Researchers in Karen Brewer's group at Virginia Tech have designed supramolecular complexes that can hold and, when signaled by light (photoinitiated), will generate pharmaceutical compounds that can cleave DNA, such as in a tumor cell. "The challenge has been that tissue blocks light so we can't signal molecules deep within the body to deliver drug therapy," said Brewer, associate professor of chemistry in Virginia Tech's College of Science.

Matthew Mongelli, of Maywood N.J., a postdoctoral associate in chemistry, and his colleagues in chemistry and biology at Virginia Tech, have been working with Theralase Technologies Inc. to design molecular systems that use light that is in the therapeutic window. Starting with a complex with known DNA cleaving qualities, they changed the light absorber unit to one that responds to the red wavelength.

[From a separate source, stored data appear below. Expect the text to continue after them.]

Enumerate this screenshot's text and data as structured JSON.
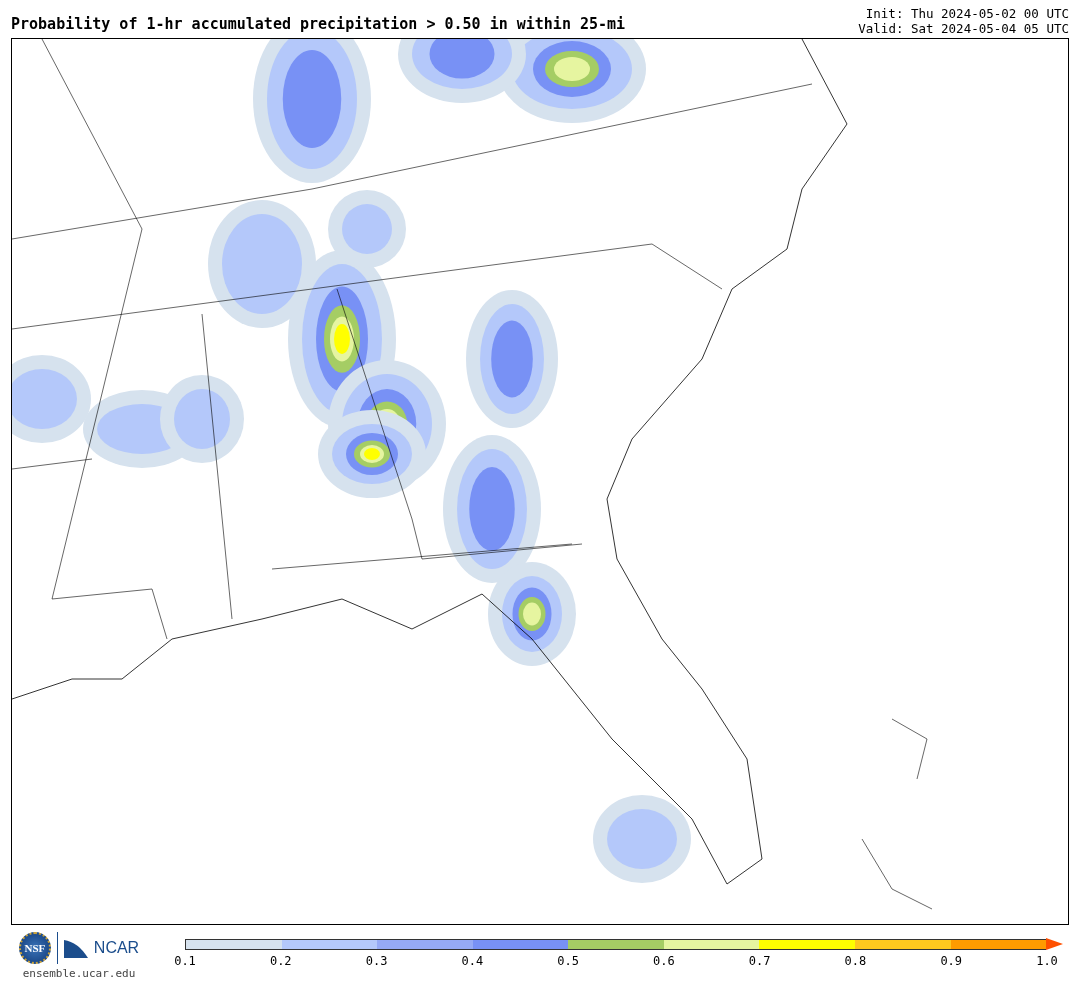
{
  "title": "Probability of 1-hr accumulated precipitation > 0.50 in within 25-mi",
  "init": "Init: Thu 2024-05-02 00 UTC",
  "valid": "Valid: Sat 2024-05-04 05 UTC",
  "logos": {
    "nsf": "NSF",
    "ncar": "NCAR",
    "url": "ensemble.ucar.edu"
  },
  "colorbar": {
    "segments": [
      {
        "kind": "band",
        "color": "#d6e2ee"
      },
      {
        "kind": "band",
        "color": "#b4c8fa"
      },
      {
        "kind": "band",
        "color": "#96aaf5"
      },
      {
        "kind": "band",
        "color": "#7891f5"
      },
      {
        "kind": "band",
        "color": "#a5cd64"
      },
      {
        "kind": "band",
        "color": "#e6f5a0"
      },
      {
        "kind": "band",
        "color": "#ffff00"
      },
      {
        "kind": "band",
        "color": "#ffc81e"
      },
      {
        "kind": "band",
        "color": "#ff9b00"
      },
      {
        "kind": "arrow",
        "color": "#ff5000"
      }
    ],
    "ticks": [
      "0.1",
      "0.2",
      "0.3",
      "0.4",
      "0.5",
      "0.6",
      "0.7",
      "0.8",
      "0.9",
      "1.0"
    ]
  }
}
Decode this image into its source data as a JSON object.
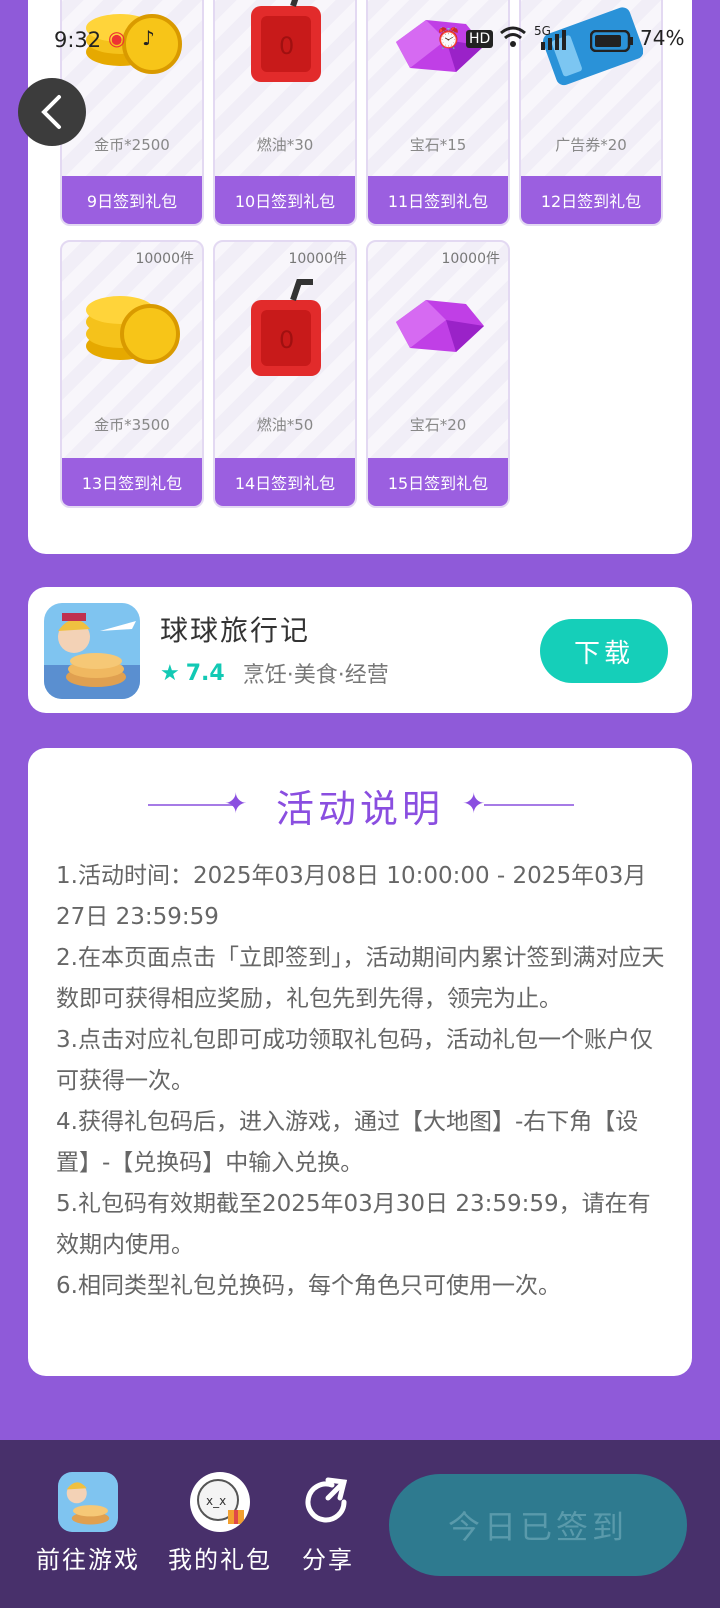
{
  "status_bar": {
    "time": "9:32",
    "battery": "74%",
    "network": "5G",
    "hd": "HD"
  },
  "rewards_row1": [
    {
      "name": "金币*2500",
      "label": "9日签到礼包"
    },
    {
      "name": "燃油*30",
      "label": "10日签到礼包"
    },
    {
      "name": "宝石*15",
      "label": "11日签到礼包"
    },
    {
      "name": "广告券*20",
      "label": "12日签到礼包"
    }
  ],
  "rewards_row2": [
    {
      "qty": "10000件",
      "name": "金币*3500",
      "label": "13日签到礼包"
    },
    {
      "qty": "10000件",
      "name": "燃油*50",
      "label": "14日签到礼包"
    },
    {
      "qty": "10000件",
      "name": "宝石*20",
      "label": "15日签到礼包"
    }
  ],
  "game": {
    "name": "球球旅行记",
    "rating": "7.4",
    "tags": "烹饪·美食·经营",
    "download_label": "下载"
  },
  "rules": {
    "title": "活动说明",
    "items": [
      "1.活动时间：2025年03月08日 10:00:00 - 2025年03月27日 23:59:59",
      "2.在本页面点击「立即签到」，活动期间内累计签到满对应天数即可获得相应奖励，礼包先到先得，领完为止。",
      "3.点击对应礼包即可成功领取礼包码，活动礼包一个账户仅可获得一次。",
      "4.获得礼包码后，进入游戏，通过【大地图】-右下角【设置】-【兑换码】中输入兑换。",
      "5.礼包码有效期截至2025年03月30日 23:59:59，请在有效期内使用。",
      "6.相同类型礼包兑换码，每个角色只可使用一次。"
    ]
  },
  "bottom_bar": {
    "goto_game": "前往游戏",
    "my_gifts": "我的礼包",
    "share": "分享",
    "checked_in": "今日已签到"
  },
  "colors": {
    "background": "#8f5ad9",
    "accent": "#9b5fe0",
    "teal": "#15cfb9",
    "bottom": "#48306b"
  }
}
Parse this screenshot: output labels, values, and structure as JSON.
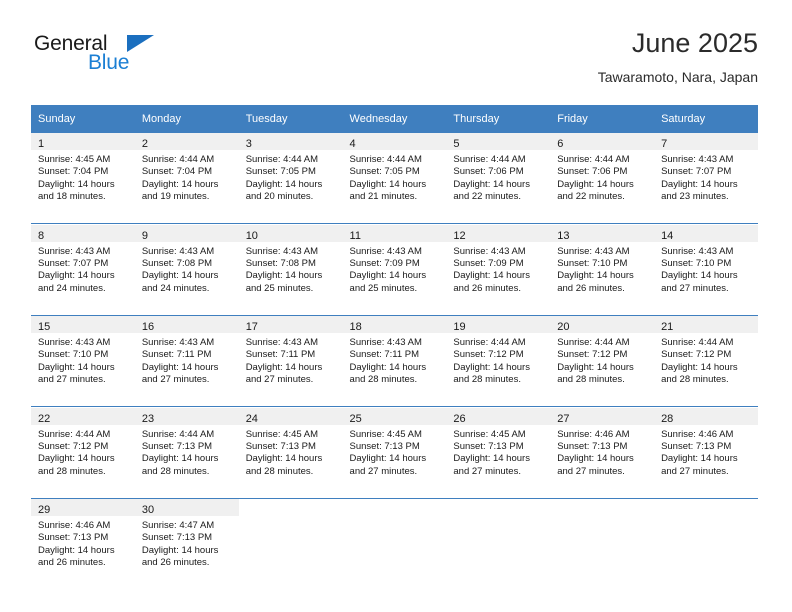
{
  "brand": {
    "line1": "General",
    "line2": "Blue",
    "accent_color": "#1b7fd4",
    "flag_color": "#1b6fbf"
  },
  "header": {
    "title": "June 2025",
    "subtitle": "Tawaramoto, Nara, Japan"
  },
  "theme": {
    "header_row_bg": "#3f7fbf",
    "daynum_band_bg": "#f0f0f0",
    "text_color": "#1a1a1a"
  },
  "columns": [
    "Sunday",
    "Monday",
    "Tuesday",
    "Wednesday",
    "Thursday",
    "Friday",
    "Saturday"
  ],
  "weeks": [
    [
      {
        "day": "1",
        "sunrise": "Sunrise: 4:45 AM",
        "sunset": "Sunset: 7:04 PM",
        "daylight1": "Daylight: 14 hours",
        "daylight2": "and 18 minutes."
      },
      {
        "day": "2",
        "sunrise": "Sunrise: 4:44 AM",
        "sunset": "Sunset: 7:04 PM",
        "daylight1": "Daylight: 14 hours",
        "daylight2": "and 19 minutes."
      },
      {
        "day": "3",
        "sunrise": "Sunrise: 4:44 AM",
        "sunset": "Sunset: 7:05 PM",
        "daylight1": "Daylight: 14 hours",
        "daylight2": "and 20 minutes."
      },
      {
        "day": "4",
        "sunrise": "Sunrise: 4:44 AM",
        "sunset": "Sunset: 7:05 PM",
        "daylight1": "Daylight: 14 hours",
        "daylight2": "and 21 minutes."
      },
      {
        "day": "5",
        "sunrise": "Sunrise: 4:44 AM",
        "sunset": "Sunset: 7:06 PM",
        "daylight1": "Daylight: 14 hours",
        "daylight2": "and 22 minutes."
      },
      {
        "day": "6",
        "sunrise": "Sunrise: 4:44 AM",
        "sunset": "Sunset: 7:06 PM",
        "daylight1": "Daylight: 14 hours",
        "daylight2": "and 22 minutes."
      },
      {
        "day": "7",
        "sunrise": "Sunrise: 4:43 AM",
        "sunset": "Sunset: 7:07 PM",
        "daylight1": "Daylight: 14 hours",
        "daylight2": "and 23 minutes."
      }
    ],
    [
      {
        "day": "8",
        "sunrise": "Sunrise: 4:43 AM",
        "sunset": "Sunset: 7:07 PM",
        "daylight1": "Daylight: 14 hours",
        "daylight2": "and 24 minutes."
      },
      {
        "day": "9",
        "sunrise": "Sunrise: 4:43 AM",
        "sunset": "Sunset: 7:08 PM",
        "daylight1": "Daylight: 14 hours",
        "daylight2": "and 24 minutes."
      },
      {
        "day": "10",
        "sunrise": "Sunrise: 4:43 AM",
        "sunset": "Sunset: 7:08 PM",
        "daylight1": "Daylight: 14 hours",
        "daylight2": "and 25 minutes."
      },
      {
        "day": "11",
        "sunrise": "Sunrise: 4:43 AM",
        "sunset": "Sunset: 7:09 PM",
        "daylight1": "Daylight: 14 hours",
        "daylight2": "and 25 minutes."
      },
      {
        "day": "12",
        "sunrise": "Sunrise: 4:43 AM",
        "sunset": "Sunset: 7:09 PM",
        "daylight1": "Daylight: 14 hours",
        "daylight2": "and 26 minutes."
      },
      {
        "day": "13",
        "sunrise": "Sunrise: 4:43 AM",
        "sunset": "Sunset: 7:10 PM",
        "daylight1": "Daylight: 14 hours",
        "daylight2": "and 26 minutes."
      },
      {
        "day": "14",
        "sunrise": "Sunrise: 4:43 AM",
        "sunset": "Sunset: 7:10 PM",
        "daylight1": "Daylight: 14 hours",
        "daylight2": "and 27 minutes."
      }
    ],
    [
      {
        "day": "15",
        "sunrise": "Sunrise: 4:43 AM",
        "sunset": "Sunset: 7:10 PM",
        "daylight1": "Daylight: 14 hours",
        "daylight2": "and 27 minutes."
      },
      {
        "day": "16",
        "sunrise": "Sunrise: 4:43 AM",
        "sunset": "Sunset: 7:11 PM",
        "daylight1": "Daylight: 14 hours",
        "daylight2": "and 27 minutes."
      },
      {
        "day": "17",
        "sunrise": "Sunrise: 4:43 AM",
        "sunset": "Sunset: 7:11 PM",
        "daylight1": "Daylight: 14 hours",
        "daylight2": "and 27 minutes."
      },
      {
        "day": "18",
        "sunrise": "Sunrise: 4:43 AM",
        "sunset": "Sunset: 7:11 PM",
        "daylight1": "Daylight: 14 hours",
        "daylight2": "and 28 minutes."
      },
      {
        "day": "19",
        "sunrise": "Sunrise: 4:44 AM",
        "sunset": "Sunset: 7:12 PM",
        "daylight1": "Daylight: 14 hours",
        "daylight2": "and 28 minutes."
      },
      {
        "day": "20",
        "sunrise": "Sunrise: 4:44 AM",
        "sunset": "Sunset: 7:12 PM",
        "daylight1": "Daylight: 14 hours",
        "daylight2": "and 28 minutes."
      },
      {
        "day": "21",
        "sunrise": "Sunrise: 4:44 AM",
        "sunset": "Sunset: 7:12 PM",
        "daylight1": "Daylight: 14 hours",
        "daylight2": "and 28 minutes."
      }
    ],
    [
      {
        "day": "22",
        "sunrise": "Sunrise: 4:44 AM",
        "sunset": "Sunset: 7:12 PM",
        "daylight1": "Daylight: 14 hours",
        "daylight2": "and 28 minutes."
      },
      {
        "day": "23",
        "sunrise": "Sunrise: 4:44 AM",
        "sunset": "Sunset: 7:13 PM",
        "daylight1": "Daylight: 14 hours",
        "daylight2": "and 28 minutes."
      },
      {
        "day": "24",
        "sunrise": "Sunrise: 4:45 AM",
        "sunset": "Sunset: 7:13 PM",
        "daylight1": "Daylight: 14 hours",
        "daylight2": "and 28 minutes."
      },
      {
        "day": "25",
        "sunrise": "Sunrise: 4:45 AM",
        "sunset": "Sunset: 7:13 PM",
        "daylight1": "Daylight: 14 hours",
        "daylight2": "and 27 minutes."
      },
      {
        "day": "26",
        "sunrise": "Sunrise: 4:45 AM",
        "sunset": "Sunset: 7:13 PM",
        "daylight1": "Daylight: 14 hours",
        "daylight2": "and 27 minutes."
      },
      {
        "day": "27",
        "sunrise": "Sunrise: 4:46 AM",
        "sunset": "Sunset: 7:13 PM",
        "daylight1": "Daylight: 14 hours",
        "daylight2": "and 27 minutes."
      },
      {
        "day": "28",
        "sunrise": "Sunrise: 4:46 AM",
        "sunset": "Sunset: 7:13 PM",
        "daylight1": "Daylight: 14 hours",
        "daylight2": "and 27 minutes."
      }
    ],
    [
      {
        "day": "29",
        "sunrise": "Sunrise: 4:46 AM",
        "sunset": "Sunset: 7:13 PM",
        "daylight1": "Daylight: 14 hours",
        "daylight2": "and 26 minutes."
      },
      {
        "day": "30",
        "sunrise": "Sunrise: 4:47 AM",
        "sunset": "Sunset: 7:13 PM",
        "daylight1": "Daylight: 14 hours",
        "daylight2": "and 26 minutes."
      },
      {
        "day": "",
        "sunrise": "",
        "sunset": "",
        "daylight1": "",
        "daylight2": ""
      },
      {
        "day": "",
        "sunrise": "",
        "sunset": "",
        "daylight1": "",
        "daylight2": ""
      },
      {
        "day": "",
        "sunrise": "",
        "sunset": "",
        "daylight1": "",
        "daylight2": ""
      },
      {
        "day": "",
        "sunrise": "",
        "sunset": "",
        "daylight1": "",
        "daylight2": ""
      },
      {
        "day": "",
        "sunrise": "",
        "sunset": "",
        "daylight1": "",
        "daylight2": ""
      }
    ]
  ]
}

"Investigations into polyazine supermolecular complexes containing Ru and Os with Rh centers that possess photoactive MMCT states: Visible light induced, oxygen independent DNA photocleavage (INOR 329)," will be presented by Mongelli during the general poster session, 7 to 9 p.m., Sunday, March 13, in Convention Center Hall D. The poster also has been selected for the Sci_Mix session 7 to 9 p.m. Monday, March 14, in the Convention Center's Sails Pavilion.

Co-authors are Brewer; undergraduate chemistry students Matthew Jeletic, of Centreville, Va., and Jerita Dubash, of Ashburn, Va.; and biology professor Brenda S. J. Winkel, all of Virginia Tech.

Brewer also will give an oral presentation on designing photochemical molecular devices and applications in photodynamic therapy and in solar energy conversion. Because of the detail offered by Mongelli's poster, Brewer said she will focus on the exciting potential of creating molecules to reduce water to hydrogen. The talk, "Designing photochemical molecular devices utilizing Os and Ru polyazine light absorbers and Rh and Pt reactive sites: Applications in solar energy conversion and photodynamic therapy (INOR 410)," will be presented at 4:50 p.m. Monday, March 14, in Convention Center Room 4. Co-authors are chemistry Ph.D. students Mark Elvington, of Blacksburg, and Ran Miao, of Zhangzhou City, China, Mongelli, Dubash, Jeletic, and chemistry undergraduate Julie Heinecke, of Powhatan, Va.